Did you ever try ChaCha on a roadtrip? Get googled deep into the unreliable wild wild west of Yahoo Answers? Actually Ask Jeeves? Then you know the first generation of Q&A services was a little slow off the blocks.
That's starting the change. A number of hot new tools and big name investment is redefining search as a kind of social information discovery.
The leader in the field at the moment seems to be Quora, the brainchild of a former Facebook CTO. They launched in private beta early this year to the delight of the early adopter crowd. The site itself features an intuitive interface, Facebook Connect ease of use, and of course - a growing database of Qs&As created, edited, and organized by everyone who uses it. Quora has been such a hit with the technorati that web celebrities have even been spied answering questions about themselves. The Facebook founders, for example, talked about the Facebook movie there.

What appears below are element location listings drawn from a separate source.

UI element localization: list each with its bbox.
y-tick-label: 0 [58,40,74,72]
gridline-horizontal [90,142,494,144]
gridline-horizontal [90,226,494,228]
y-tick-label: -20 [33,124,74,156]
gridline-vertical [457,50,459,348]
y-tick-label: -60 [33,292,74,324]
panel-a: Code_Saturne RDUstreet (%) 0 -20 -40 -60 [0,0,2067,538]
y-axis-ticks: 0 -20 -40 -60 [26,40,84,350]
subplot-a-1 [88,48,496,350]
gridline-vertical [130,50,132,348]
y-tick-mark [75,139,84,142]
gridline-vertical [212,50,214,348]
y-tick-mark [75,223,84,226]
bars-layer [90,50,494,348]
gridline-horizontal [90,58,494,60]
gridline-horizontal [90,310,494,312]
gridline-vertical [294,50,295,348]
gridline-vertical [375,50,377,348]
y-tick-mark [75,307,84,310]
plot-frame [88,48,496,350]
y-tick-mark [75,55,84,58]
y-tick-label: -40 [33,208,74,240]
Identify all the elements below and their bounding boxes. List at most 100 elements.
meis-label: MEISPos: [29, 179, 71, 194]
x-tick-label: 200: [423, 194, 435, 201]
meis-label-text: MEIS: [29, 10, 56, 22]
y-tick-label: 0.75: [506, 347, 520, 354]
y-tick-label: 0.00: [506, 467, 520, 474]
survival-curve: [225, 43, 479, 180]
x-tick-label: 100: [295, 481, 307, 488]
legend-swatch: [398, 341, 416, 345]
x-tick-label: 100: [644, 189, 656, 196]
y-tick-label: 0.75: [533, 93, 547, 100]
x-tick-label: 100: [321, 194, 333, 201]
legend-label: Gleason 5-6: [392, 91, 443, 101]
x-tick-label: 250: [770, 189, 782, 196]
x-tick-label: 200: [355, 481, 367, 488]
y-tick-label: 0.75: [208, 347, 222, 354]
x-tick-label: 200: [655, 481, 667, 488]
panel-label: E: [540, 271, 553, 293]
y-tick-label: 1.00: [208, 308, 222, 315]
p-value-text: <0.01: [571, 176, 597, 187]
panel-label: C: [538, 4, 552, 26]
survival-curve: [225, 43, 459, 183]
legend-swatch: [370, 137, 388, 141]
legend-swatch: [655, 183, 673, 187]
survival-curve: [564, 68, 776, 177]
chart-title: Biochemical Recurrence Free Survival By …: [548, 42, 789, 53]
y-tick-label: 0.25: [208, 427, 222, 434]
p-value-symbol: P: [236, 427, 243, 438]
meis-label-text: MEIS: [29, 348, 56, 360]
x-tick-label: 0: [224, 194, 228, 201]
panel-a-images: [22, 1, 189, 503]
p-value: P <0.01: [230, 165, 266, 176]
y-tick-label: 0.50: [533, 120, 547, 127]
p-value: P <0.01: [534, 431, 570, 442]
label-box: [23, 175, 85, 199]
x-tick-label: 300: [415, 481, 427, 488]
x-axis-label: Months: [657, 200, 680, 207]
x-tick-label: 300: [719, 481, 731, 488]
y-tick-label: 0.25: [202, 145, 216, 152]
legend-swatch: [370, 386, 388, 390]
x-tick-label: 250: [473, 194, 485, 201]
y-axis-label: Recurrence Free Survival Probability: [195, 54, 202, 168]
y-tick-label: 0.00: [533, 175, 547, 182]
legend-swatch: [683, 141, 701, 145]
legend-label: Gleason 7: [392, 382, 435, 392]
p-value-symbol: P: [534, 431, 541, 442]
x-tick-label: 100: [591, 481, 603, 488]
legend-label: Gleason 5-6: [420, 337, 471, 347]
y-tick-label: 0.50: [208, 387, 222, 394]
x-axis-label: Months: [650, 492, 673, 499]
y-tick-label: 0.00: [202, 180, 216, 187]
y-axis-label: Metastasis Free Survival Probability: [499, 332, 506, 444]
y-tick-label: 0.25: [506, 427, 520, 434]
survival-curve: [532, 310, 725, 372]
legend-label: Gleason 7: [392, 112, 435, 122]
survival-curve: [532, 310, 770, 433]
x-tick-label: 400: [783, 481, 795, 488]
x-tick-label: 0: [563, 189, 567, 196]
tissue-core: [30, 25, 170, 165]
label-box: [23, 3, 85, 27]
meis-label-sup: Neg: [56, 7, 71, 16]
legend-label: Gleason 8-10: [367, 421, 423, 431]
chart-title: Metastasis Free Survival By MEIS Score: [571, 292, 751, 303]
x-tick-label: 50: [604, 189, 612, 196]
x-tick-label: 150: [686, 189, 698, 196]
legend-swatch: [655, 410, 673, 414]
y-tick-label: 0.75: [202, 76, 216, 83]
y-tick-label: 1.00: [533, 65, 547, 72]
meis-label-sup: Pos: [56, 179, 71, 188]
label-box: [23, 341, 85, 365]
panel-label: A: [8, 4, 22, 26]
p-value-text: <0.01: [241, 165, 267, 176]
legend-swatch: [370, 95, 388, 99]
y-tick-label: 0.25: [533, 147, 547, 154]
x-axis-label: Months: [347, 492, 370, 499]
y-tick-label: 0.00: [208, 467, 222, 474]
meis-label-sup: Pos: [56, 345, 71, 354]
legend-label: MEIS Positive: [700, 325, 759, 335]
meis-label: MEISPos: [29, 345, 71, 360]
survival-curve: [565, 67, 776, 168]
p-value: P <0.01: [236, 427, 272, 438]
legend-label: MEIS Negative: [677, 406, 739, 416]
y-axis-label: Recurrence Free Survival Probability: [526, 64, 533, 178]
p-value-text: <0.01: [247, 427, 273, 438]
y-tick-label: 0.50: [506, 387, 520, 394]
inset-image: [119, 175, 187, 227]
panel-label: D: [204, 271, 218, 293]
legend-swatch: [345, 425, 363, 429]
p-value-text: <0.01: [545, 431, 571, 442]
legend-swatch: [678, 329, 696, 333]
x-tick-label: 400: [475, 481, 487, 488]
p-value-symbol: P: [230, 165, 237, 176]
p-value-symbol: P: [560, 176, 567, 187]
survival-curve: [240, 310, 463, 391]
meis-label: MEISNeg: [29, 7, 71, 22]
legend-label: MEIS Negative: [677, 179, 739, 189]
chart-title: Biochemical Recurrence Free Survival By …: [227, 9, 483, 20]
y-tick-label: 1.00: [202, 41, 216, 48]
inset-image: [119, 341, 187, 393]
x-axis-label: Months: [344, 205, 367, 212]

Is a buzzy little startup enough to start a trend? Twitter would probably say so, but Ask and Answer is more than just one service.
Facebook Questions entered the space last month. The interface and functionality is amazingly similar, but Facebook does have the advantage of a captive audience while Quora is working to build its reputation beyond the early adopters.
The really interesting alternative out there is Aadvark. Instead of crowdsourcing answers, it mines them through friends of friends - looking for people in your social network who have talked about similar topics or queries. That adds a level of social relevance that's incredibly compelling if you have a network big enough to support it.